Disclaimers
This has not been written by climate scientists, rather scientifically literate lay-people on the internet, reading up in our free time. If you are looking for some climate scientists online, I recommend those that Michael Nielsen follows, and this list from Prof. Katharine Hayhoe. Here are some who apparently advise Greta. You should definitely read the IPCC reports, as well, and take courses by real climate scientists, like this one. The National Academies and various other agencies also often have reports that can claim a much higher degree of expertise and vetting than this one.
Any views expressed here are the authors only and do not reflect any current or former employer. Any errors are also my ours. This has not been peer-reviewed in any meaningful sense. If you’re an expert on one of these areas we'd certainly appreciate and try to incorporate your suggestions or corrections.

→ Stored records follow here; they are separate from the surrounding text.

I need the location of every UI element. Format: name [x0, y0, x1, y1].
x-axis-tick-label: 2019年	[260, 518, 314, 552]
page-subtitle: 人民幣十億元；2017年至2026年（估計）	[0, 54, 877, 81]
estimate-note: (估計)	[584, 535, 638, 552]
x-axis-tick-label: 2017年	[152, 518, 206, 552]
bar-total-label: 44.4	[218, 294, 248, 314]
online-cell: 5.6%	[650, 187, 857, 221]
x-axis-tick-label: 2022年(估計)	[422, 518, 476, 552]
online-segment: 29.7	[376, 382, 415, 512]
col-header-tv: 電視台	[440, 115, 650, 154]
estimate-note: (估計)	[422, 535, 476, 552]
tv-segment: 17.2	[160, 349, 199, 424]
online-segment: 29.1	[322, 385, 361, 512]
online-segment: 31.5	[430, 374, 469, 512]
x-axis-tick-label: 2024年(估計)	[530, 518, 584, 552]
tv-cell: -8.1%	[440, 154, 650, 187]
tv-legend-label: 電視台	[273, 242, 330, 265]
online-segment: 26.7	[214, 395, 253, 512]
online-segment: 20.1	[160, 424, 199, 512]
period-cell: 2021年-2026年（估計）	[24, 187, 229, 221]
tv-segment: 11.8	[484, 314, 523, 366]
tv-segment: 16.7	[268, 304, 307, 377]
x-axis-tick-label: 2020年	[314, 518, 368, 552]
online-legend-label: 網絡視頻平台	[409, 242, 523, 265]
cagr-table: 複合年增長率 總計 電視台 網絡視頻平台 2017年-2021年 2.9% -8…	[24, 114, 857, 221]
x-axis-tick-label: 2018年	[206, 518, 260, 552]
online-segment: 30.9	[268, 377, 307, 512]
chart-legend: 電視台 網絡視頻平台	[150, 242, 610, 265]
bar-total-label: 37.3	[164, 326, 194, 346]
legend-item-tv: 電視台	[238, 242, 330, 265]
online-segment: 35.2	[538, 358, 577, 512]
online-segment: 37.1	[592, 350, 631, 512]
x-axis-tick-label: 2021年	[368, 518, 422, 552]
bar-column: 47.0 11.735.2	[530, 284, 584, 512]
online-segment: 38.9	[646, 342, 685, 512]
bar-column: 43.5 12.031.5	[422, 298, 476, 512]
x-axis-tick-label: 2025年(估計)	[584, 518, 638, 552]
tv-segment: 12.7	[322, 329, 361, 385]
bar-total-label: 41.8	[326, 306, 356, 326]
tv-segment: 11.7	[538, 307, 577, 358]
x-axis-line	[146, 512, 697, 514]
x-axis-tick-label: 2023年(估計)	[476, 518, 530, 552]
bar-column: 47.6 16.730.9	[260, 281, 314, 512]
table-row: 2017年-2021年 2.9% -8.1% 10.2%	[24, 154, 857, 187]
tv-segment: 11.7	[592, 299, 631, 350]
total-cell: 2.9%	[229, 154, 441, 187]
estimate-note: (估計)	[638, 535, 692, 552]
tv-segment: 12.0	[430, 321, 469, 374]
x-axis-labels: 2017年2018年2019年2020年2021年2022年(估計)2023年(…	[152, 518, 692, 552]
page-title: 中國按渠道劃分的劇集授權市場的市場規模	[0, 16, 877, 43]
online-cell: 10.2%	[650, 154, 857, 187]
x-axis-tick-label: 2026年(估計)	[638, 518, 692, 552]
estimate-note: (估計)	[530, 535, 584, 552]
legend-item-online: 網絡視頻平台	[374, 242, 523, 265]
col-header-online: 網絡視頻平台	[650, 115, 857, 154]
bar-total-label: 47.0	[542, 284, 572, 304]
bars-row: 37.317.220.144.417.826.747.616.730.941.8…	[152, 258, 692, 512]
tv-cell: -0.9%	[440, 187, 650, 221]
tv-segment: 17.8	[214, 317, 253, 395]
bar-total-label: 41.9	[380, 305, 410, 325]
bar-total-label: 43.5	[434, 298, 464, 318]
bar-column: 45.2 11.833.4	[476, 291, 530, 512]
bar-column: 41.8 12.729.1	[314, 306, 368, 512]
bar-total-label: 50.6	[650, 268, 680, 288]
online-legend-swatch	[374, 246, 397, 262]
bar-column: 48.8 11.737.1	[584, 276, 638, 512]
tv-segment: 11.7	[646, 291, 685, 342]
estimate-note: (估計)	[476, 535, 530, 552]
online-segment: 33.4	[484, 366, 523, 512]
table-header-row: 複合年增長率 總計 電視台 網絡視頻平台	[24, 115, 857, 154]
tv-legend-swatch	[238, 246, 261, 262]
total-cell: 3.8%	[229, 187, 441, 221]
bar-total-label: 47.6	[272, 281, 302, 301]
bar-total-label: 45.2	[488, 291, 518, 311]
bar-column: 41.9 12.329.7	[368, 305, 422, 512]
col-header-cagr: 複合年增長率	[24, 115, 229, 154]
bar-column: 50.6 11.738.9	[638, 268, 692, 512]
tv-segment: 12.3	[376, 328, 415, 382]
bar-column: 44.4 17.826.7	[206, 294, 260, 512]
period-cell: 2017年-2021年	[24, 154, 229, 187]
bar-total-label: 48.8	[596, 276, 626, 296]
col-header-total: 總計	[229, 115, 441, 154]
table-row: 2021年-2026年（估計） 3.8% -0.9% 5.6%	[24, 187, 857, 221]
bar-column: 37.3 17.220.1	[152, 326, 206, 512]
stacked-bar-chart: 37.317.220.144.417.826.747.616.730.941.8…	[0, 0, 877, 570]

There is not really anything new here — we've try to closely follow and review the published literature and the scientific consensus, so at most my breadcrumb trail may serve to make you more aware of what scientists have already told the world in the form of publications.
From Adam's initial blog:
I’m focused here on trying to understand the narrowly technical aspects, not on the political aspects, despite those being crucial. This is meant to be a review of the technical literature, not a political statement. I worried that writing a blog purely on the topic of technological intervention in the climate, without attempting or claiming to do justice to the social issues raised, would implicitly suggest that I advocate a narrowly technocratic or unilateral approach, which is not my intention. By focusing on technology, I don’t mean to detract from the importance of the social and policy aspects. I do mention the importance of carbon taxes several times, as possibly necessary to drive the development and adoption of technology. I don’t mean to imply through my emphasis that all solutions are technologically advanced — for example, crucial work is happening on conservation of land and biodiversity. That said, I do view advanced technology as a key lever to allow solutions to scale worldwide, at the hundreds-of-gigatonnes-of-CO2 level of impact, in a cost-effective, environmentally and societally benign way. Indeed, the rights kinds of improvements to our energy system are likely one of the best ways to spur economic growth.
Talking about emerging and future technologies doesn’t mean we shouldn’t be deploying existing decarbonization technologies now. There is a finite cumulative carbon budget to avoid unacceptable levels of warming. A perfect technology that arrives in 2050 doesn’t solve the primary problem.